Figure 3. Intracellular signalling events.

The signalling cascades and intracellular pathways that are used by viruses and bacteria to induce host cell uptake converge on those used in vesicle trafficking. A common theme is the activation of GTPases and the subsequent cytoskeletal changes that aid in the movement of vesicles or in the uptake of pathogens. a | In SNARE-mediated vesicle trafficking and exocytosis, intracellular factors such as the exocyst protein complex and the small GTPase Rab3A are important in the docking of the vesicle to the plasma membrane.
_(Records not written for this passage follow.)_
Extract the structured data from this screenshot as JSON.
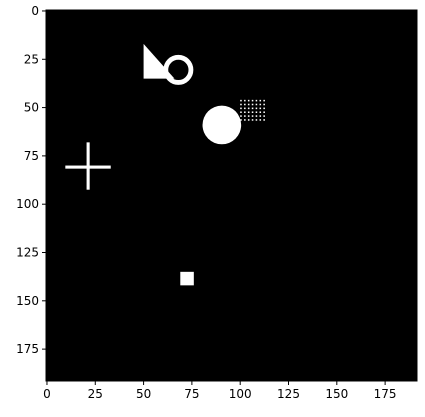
{
  "chart_data": {
    "type": "image",
    "xlim": [
      -0.5,
      191.5
    ],
    "ylim": [
      191.5,
      -0.5
    ],
    "xticks": [
      0,
      25,
      50,
      75,
      100,
      125,
      150,
      175
    ],
    "yticks": [
      0,
      25,
      50,
      75,
      100,
      125,
      150,
      175
    ]
  }
}
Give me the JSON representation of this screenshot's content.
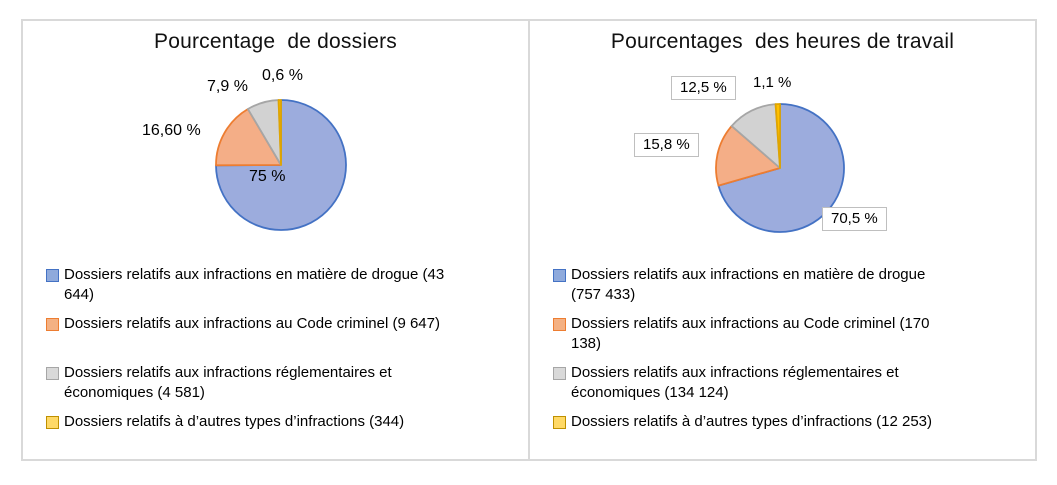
{
  "frame": {
    "border_color": "#d9d9d9",
    "background": "#ffffff"
  },
  "chart_data": [
    {
      "type": "pie",
      "title": "Pourcentage  de dossiers",
      "legend_position": "bottom",
      "categories": [
        "Dossiers relatifs aux infractions en matière de drogue",
        "Dossiers relatifs aux infractions au Code criminel",
        "Dossiers relatifs aux infractions réglementaires et économiques",
        "Dossiers relatifs à d’autres types d’infractions"
      ],
      "values": [
        75,
        16.6,
        7.9,
        0.6
      ],
      "counts": [
        43644,
        9647,
        4581,
        344
      ],
      "data_labels": [
        "75 %",
        "16,60 %",
        "7,9 %",
        "0,6 %"
      ],
      "boxed_labels": [
        false,
        false,
        false,
        false
      ],
      "legend_labels": [
        "Dossiers relatifs aux infractions en matière de drogue (43\n644)",
        "Dossiers relatifs aux infractions au Code criminel (9 647)",
        "Dossiers relatifs aux infractions réglementaires et\néconomiques (4 581)",
        "Dossiers relatifs à d’autres types d’infractions (344)"
      ],
      "colors": [
        "#9cacdd",
        "#f4ae87",
        "#d2d2d2",
        "#ffc000"
      ],
      "border_colors": [
        "#4472c4",
        "#ed7d31",
        "#a6a6a6",
        "#e0a500"
      ],
      "marker_fills": [
        "#8faadc",
        "#f4b183",
        "#d9d9d9",
        "#ffd966"
      ],
      "marker_borders": [
        "#4472c4",
        "#ed7d31",
        "#a6a6a6",
        "#bf9000"
      ]
    },
    {
      "type": "pie",
      "title": "Pourcentages  des heures de travail",
      "legend_position": "bottom",
      "categories": [
        "Dossiers relatifs aux infractions en matière de drogue",
        "Dossiers relatifs aux infractions au Code criminel",
        "Dossiers relatifs aux infractions réglementaires et économiques",
        "Dossiers relatifs à d’autres types d’infractions"
      ],
      "values": [
        70.5,
        15.8,
        12.5,
        1.1
      ],
      "counts": [
        757433,
        170138,
        134124,
        12253
      ],
      "data_labels": [
        "70,5 %",
        "15,8 %",
        "12,5 %",
        "1,1 %"
      ],
      "boxed_labels": [
        true,
        true,
        true,
        false
      ],
      "legend_labels": [
        "Dossiers relatifs aux infractions en matière de drogue\n(757 433)",
        "Dossiers relatifs aux infractions au Code criminel (170\n138)",
        "Dossiers relatifs aux infractions réglementaires et\néconomiques (134 124)",
        "Dossiers relatifs à d’autres types d’infractions (12 253)"
      ],
      "colors": [
        "#9cacdd",
        "#f4ae87",
        "#d2d2d2",
        "#ffc000"
      ],
      "border_colors": [
        "#4472c4",
        "#ed7d31",
        "#a6a6a6",
        "#e0a500"
      ],
      "marker_fills": [
        "#8faadc",
        "#f4b183",
        "#d9d9d9",
        "#ffd966"
      ],
      "marker_borders": [
        "#4472c4",
        "#ed7d31",
        "#a6a6a6",
        "#bf9000"
      ]
    }
  ]
}
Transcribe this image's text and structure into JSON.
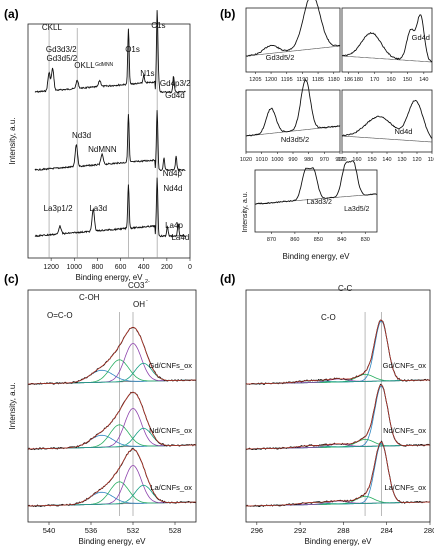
{
  "chart_data": [
    {
      "panel": "(a)",
      "type": "line",
      "xlabel": "Binding energy, eV",
      "ylabel": "Intensity, a.u.",
      "xlim": [
        1400,
        0
      ],
      "xticks": [
        1200,
        1000,
        800,
        600,
        400,
        200,
        0
      ],
      "series": [
        {
          "name": "Gd",
          "peaks": [
            {
              "label": "CKLL",
              "x": 1225
            },
            {
              "label": "Gd3d3/2",
              "x": 1218
            },
            {
              "label": "Gd3d5/2",
              "x": 1187
            },
            {
              "label": "OKLL",
              "x": 975
            },
            {
              "label": "GdMNN",
              "x": 780
            },
            {
              "label": "O1s",
              "x": 532
            },
            {
              "label": "C1s",
              "x": 284
            },
            {
              "label": "N1s",
              "x": 400
            },
            {
              "label": "Gd4p3/2",
              "x": 272
            },
            {
              "label": "Gd4d",
              "x": 142
            }
          ]
        },
        {
          "name": "Nd",
          "peaks": [
            {
              "label": "Nd3d",
              "x": 982
            },
            {
              "label": "NdMNN",
              "x": 760
            },
            {
              "label": "Nd4p",
              "x": 225
            },
            {
              "label": "Nd4d",
              "x": 120
            }
          ]
        },
        {
          "name": "La",
          "peaks": [
            {
              "label": "La3p1/2",
              "x": 1124
            },
            {
              "label": "La3d",
              "x": 836
            },
            {
              "label": "La4p",
              "x": 195
            },
            {
              "label": "La4d",
              "x": 102
            }
          ]
        }
      ],
      "vertical_lines": [
        1218,
        975,
        532,
        284
      ]
    },
    {
      "panel": "(b)",
      "type": "line",
      "subplots": [
        {
          "label": "Gd3d5/2",
          "xlim": [
            1208,
            1178
          ],
          "xticks": [
            1205,
            1200,
            1195,
            1190,
            1185,
            1180
          ],
          "peaks": [
            1187,
            1200
          ]
        },
        {
          "label": "Gd4d",
          "xlim": [
            190,
            135
          ],
          "xticks": [
            186,
            180,
            170,
            160,
            150,
            140
          ],
          "peaks": [
            142,
            148,
            172
          ]
        },
        {
          "label": "Nd3d5/2",
          "xlim": [
            1020,
            960
          ],
          "xticks": [
            1020,
            1010,
            1000,
            990,
            980,
            970,
            960
          ],
          "peaks": [
            982,
            1004
          ]
        },
        {
          "label": "Nd4d",
          "xlim": [
            170,
            110
          ],
          "xticks": [
            170,
            160,
            150,
            140,
            130,
            120,
            110
          ],
          "peaks": [
            121,
            145
          ]
        },
        {
          "label_a": "La3d3/2",
          "label_b": "La3d5/2",
          "xlim": [
            877,
            825
          ],
          "xticks": [
            870,
            860,
            850,
            840,
            830
          ],
          "peaks": [
            852,
            855.5,
            835,
            838.5
          ]
        }
      ],
      "xlabel": "Binding energy, eV",
      "ylabel": "Intensity, a.u."
    },
    {
      "panel": "(c)",
      "type": "line",
      "xlabel": "Binding energy, eV",
      "ylabel": "Intensity, a.u.",
      "xlim": [
        542,
        526
      ],
      "xticks": [
        540,
        536,
        532,
        528
      ],
      "annotations": [
        "O=C-O",
        "C-OH",
        "CO3",
        "2-",
        "OH",
        "-"
      ],
      "components_eV": [
        535.0,
        533.3,
        532.0,
        531.0
      ],
      "series": [
        {
          "name": "Gd/CNFs_ox"
        },
        {
          "name": "Nd/CNFs_ox"
        },
        {
          "name": "La/CNFs_ox"
        }
      ]
    },
    {
      "panel": "(d)",
      "type": "line",
      "xlabel": "Binding energy, eV",
      "ylabel": "",
      "xlim": [
        297,
        280
      ],
      "xticks": [
        296,
        292,
        288,
        284,
        280
      ],
      "annotations": [
        "C-C",
        "C-O"
      ],
      "components_eV": [
        284.5,
        286.0,
        288.5,
        291.0
      ],
      "series": [
        {
          "name": "Gd/CNFs_ox"
        },
        {
          "name": "Nd/CNFs_ox"
        },
        {
          "name": "La/CNFs_ox"
        }
      ]
    }
  ],
  "colors": {
    "fit": "#c0392b",
    "comp1": "#2e86c1",
    "comp2": "#27ae60",
    "comp3": "#8e44ad",
    "comp4": "#16a085"
  }
}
Vesicle trafficking also involves the activation of intracellular cytoskeleton effector molecules such as phosphatidylinositol 3-kinase (PI3K) and other small GTPases such as Cdc42. F-actin nucleation mediated by N-WASP (neural Wiskott–Aldrich syndrome protein) and ARP2/3, and microtubule elongation are crucial in trafficking events. Receptor-mediated attachment of viruses such as influenza virus (b) and bacteria such as Yersinia spp. (c) also leads to the signalling and activation of GTPases (such as dynamin, Ras, Rac1 and Cdc42), as well as actin polymerization through the ARP2/3 complex (mediated by N-WASP in bacteria, and N-WASPand intersectin in viruses). PI3K is activated by the binding of certain viruses and bacteria to cell surface receptors, and is also implicated in actin polymerization. AP2, adaptor protein-2; CAS, Crk-associated substrate; CAT2, cationic amino-acid transporter; DAG, diacylglycerol; FAK, focal adhesion kinase; GRB2, growth factor receptor-bound protein-2; MAPK, mitogen-activated protein kinase; PIP₂, phosphatidylinositol-4,5-bisphosphate; PI₄P, phosphatidylinositol 4-phosphate; PKC, protein kinase C; SH2, Src-homology domain-2; SNARE, soluble NSF (N-ethylmaleimide-sensitive fusion protein) accessory protein (SNAP) receptor.